Güney Amerika haberleri bizim basınımızda neredeyse hiç yer almaz. Yer alsa da çoğu zaman “dostumuz” Amerika’nın sinirini bozacak bir şey yaptıkları için ya da magazin haberine benzediği için oluyor her ne hikmetse. Dolayısıyla bu tür haberlerin gündem olması çok zor. Halbuki değişen dünya dengelerinin ne yöne gittiğini görmek için Güney Amerika’yı çok yakından takip etmek, çok iyi anlamak gerekiyor.
Son habere göre, Venezuela lideri Hugo Chavez Cumhurbaşkanlığı Sarayı’nı bırakıp, Kaddafi’nin hediye ettiği çadıra taşınıyor. Sebebi de sel felaketinde evsiz kalan vatandaşlardan olabildiğince çoğunu kendisinin ve muhafızlarının yerine Cumhurbaşkanlığı Sarayı’na yerleştirmek. Daha önce de felaketzedelerin lüks otellerde bedava kalmaları emrini veren Chavez’i acaba bizde olsa örnek alacak lider olur muydu?

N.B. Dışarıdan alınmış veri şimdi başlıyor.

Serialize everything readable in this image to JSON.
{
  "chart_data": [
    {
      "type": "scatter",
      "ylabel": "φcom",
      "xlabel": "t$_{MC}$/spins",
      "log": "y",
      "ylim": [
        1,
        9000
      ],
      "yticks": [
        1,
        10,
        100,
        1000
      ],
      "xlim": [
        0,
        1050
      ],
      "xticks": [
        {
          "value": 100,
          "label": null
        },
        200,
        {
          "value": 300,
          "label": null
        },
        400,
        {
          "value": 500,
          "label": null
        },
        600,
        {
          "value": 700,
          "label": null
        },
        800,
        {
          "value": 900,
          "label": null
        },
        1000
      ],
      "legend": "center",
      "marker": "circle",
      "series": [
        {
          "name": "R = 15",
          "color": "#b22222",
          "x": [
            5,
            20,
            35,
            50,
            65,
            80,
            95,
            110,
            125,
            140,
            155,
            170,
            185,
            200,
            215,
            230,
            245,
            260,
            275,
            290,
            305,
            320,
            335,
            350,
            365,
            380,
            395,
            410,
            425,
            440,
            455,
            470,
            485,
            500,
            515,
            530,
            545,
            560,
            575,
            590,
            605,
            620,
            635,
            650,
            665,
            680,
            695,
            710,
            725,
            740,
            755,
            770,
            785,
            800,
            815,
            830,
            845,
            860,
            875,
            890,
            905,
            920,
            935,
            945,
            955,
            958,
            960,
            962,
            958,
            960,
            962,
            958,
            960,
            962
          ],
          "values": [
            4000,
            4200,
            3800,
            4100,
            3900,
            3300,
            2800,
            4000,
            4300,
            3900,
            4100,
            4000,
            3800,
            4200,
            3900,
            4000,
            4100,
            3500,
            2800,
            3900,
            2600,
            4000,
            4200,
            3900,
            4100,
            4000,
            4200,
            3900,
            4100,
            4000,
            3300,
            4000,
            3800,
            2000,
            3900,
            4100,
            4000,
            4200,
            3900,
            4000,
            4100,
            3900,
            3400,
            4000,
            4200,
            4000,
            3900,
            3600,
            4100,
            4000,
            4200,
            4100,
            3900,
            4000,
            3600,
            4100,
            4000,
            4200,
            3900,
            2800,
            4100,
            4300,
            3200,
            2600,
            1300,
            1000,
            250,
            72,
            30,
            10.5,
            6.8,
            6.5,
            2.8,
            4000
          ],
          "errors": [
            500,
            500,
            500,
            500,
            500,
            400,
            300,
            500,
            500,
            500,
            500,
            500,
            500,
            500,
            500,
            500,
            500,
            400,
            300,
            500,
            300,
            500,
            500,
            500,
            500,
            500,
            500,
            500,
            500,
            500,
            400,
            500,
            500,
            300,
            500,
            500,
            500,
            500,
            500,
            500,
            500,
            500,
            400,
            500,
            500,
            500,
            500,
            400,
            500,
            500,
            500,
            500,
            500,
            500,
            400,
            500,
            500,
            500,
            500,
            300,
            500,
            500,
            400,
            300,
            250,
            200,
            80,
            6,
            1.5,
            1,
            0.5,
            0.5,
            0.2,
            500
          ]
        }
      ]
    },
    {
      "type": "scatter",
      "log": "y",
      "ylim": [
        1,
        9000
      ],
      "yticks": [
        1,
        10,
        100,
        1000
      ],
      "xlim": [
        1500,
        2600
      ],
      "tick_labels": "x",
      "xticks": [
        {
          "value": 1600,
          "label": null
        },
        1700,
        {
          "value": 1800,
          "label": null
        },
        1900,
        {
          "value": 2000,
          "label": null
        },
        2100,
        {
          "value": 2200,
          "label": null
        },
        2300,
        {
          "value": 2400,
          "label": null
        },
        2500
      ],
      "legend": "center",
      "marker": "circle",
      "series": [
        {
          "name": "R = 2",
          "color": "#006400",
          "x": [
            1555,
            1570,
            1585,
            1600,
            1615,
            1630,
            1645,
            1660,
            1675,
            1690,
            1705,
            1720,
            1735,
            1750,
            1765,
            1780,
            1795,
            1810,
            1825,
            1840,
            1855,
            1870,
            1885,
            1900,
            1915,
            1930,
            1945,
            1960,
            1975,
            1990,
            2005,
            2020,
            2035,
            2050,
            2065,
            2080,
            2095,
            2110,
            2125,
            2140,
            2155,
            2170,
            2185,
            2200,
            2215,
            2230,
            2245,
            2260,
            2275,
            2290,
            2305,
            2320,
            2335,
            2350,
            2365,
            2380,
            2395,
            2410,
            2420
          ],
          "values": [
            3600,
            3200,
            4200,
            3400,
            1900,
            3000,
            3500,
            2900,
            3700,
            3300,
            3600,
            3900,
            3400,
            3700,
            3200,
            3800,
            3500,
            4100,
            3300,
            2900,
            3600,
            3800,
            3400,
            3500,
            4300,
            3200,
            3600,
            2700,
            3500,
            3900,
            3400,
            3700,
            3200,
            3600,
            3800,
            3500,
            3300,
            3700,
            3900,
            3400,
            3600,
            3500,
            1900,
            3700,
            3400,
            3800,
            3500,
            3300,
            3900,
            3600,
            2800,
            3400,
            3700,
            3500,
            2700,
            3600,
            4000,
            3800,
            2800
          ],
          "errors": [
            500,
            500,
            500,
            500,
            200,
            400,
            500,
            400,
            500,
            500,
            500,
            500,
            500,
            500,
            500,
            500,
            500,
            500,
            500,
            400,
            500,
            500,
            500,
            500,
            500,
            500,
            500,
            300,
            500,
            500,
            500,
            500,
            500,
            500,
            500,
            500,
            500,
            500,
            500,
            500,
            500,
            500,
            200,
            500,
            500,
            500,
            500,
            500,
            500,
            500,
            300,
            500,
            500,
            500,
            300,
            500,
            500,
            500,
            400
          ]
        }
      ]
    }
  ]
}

Maden kazasına kader diyen, eylem yapan işçilere anarşist, öğrencilere terörist diyen bir yönetimin acaba bu tür “sözde değil özde” halkçı bir harekete yeltenmesini ummak ne derece bir saflık olur?
Yeni oluşan dünya dengelerinde bir tarafta uzun süredir “müttefiklerimiz” olan kapitalizm temelli ülkeler, diğer yanda ise “emperyalizm karşıtı” eksendeki, çoğu zaman halkçı ülkeler var. Dolayısıyla Türkiye’nin geleceği için bizden uzak bu diğer gruptaki gelişmeleri, liderlerin ve halkların eğilimlerini gözden kaçırmamak gerek. Kim bilir, belki bu “asi ülkelerden” de öğreneceğimiz bir şeyler çıkabilir.